Men, women and children put on their “grubbies” and head outdoors to weed the garden, wash the car and ride bicycles.

As the weather warms and the days stay lighter longer, Sequimites are paying closer attention to their gardens and lawns. Springtime is, after all, the best time of year to start growing a garden or focusing energy on decorating a lawn, said Jeri Sanford, owner of Over the Fence, a downtown business that sells home and garden products from all over the world.

The most popular lawn and garden art items, in Sanford’s experience, are clay pots, bird baths and fountains. Most people pick one piece and center decorations on it, she said.

Pink flamingos and gnomes are other common sightings, Sanford added, noting that homeowners and renters can be as simple or extravagant as they see fit when it comes to decorating.

“It’s an evolution,” she said about decorating a lawn. “Start small and pretty soon you will get more and more ideas.”

Landscaping can add between 7 percent and

15 percent to a home’s value, according to the American Nursery & Landscape Association. Lawn art is no different, Sanford said. “What it looks like on the outside draws people to the inside,” she encouraged homeowners trying to sell a house.

For others, lawn art is more personal than trying to make a profit.

Fran Aaron, a Sequim resident living on Seventh Avenue, remembers her husband, Marvin, every time she glances out the window. He was in the Navy and wanted to bring back old memories by decorating the yard with old boats, buoys and a lighthouse. After he died three years ago, Aaron said she couldn’t bear to take down the decorations.

Some people might even recognize one of the small boats as a prop from the 2008 Sequim Irrigation Festival pageant. Aaron said pageant coordinator Amanda Bacon was driving by the house, saw the boat and thought it would be perfect for the event’s “Discover the Treasure of Sequim” sailing theme, so she stopped and asked to borrow it. Aaron said, “yes.”

Another boat in the yard is on its third motor. Passersby have seen the boat and stopped to ask if they could trade motors. The motor on the boat is too big for the vessel’s size, Aaron said, so she’s hoping a fourth sailor will bring her a smaller motor.

The owner of a house on the corner of Priest and Hendrickson roads in Sequim with ample lawn decorations described the hobby in two simple words: “It’s fun,” she said.

Selecting proper garden statues and themes shouldn’t be taken lightly, Sanford said. Garden art is seen and enjoyed by not only people living at a residence, but those passing by.

Metal art is one way to decorate and it comes in a variety of forms — address markers, personalized signs, lamp holders, garden banner posts and creative cutouts.

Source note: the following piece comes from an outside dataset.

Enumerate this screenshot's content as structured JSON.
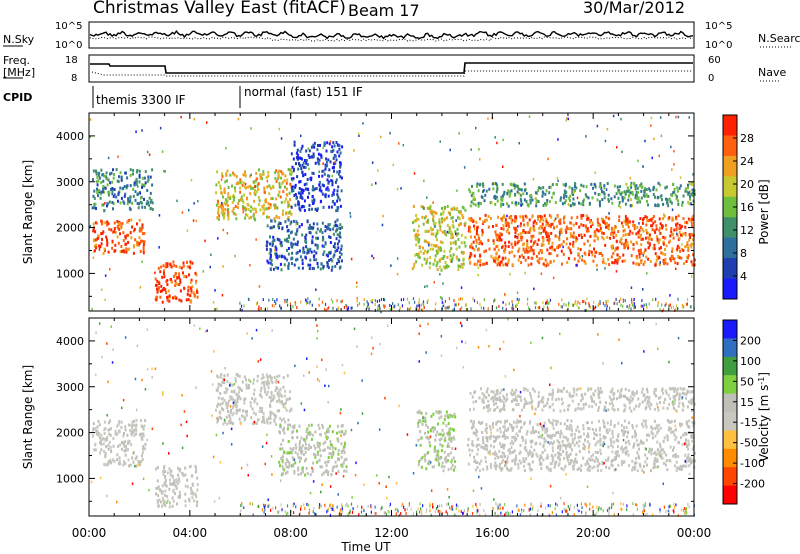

Several types of statues exist — metal, concrete and copper are three of the most common. Copper is popular because it becomes more beautiful with age and weathering, Sanford noted, but certain types of clay are hardy and will withstand the test of time, too.

Another use of yard or garden art is to draw attention to a particular spot. For example, if a person wants a section of wildflowers to receive special attention, he or she can place an eye-catching statue or discarded and restored farm implement amid the flowers.

Sometimes there is more of a story behind a statue than eye appeal, Sanford reminded. Garden statues can be used as a memorial for a loved one or lost pets.

Items from the spring cleaning “throw-away” list can be perfect for the yard, according to the University of Georgia College of Agricultural and Environmental Sciences. Flower gardens can become new homes for old, neglected items and would-be junk can become yard art, the university states online.

A rusty wheelbarrow or wooden chest can be used as a planter and a brass headboard from an old bedroom can be used as an attractive indication of a flower bed.

China plates can be hand painted and used as markers to identify plants or welcome guests as they approach the house. But make sure to use waterproof paint.

“Think about the theme or message you want your yard to portray and then start slow,” Sanford said. “Decorating your yard is not something you do overnight. It takes time.”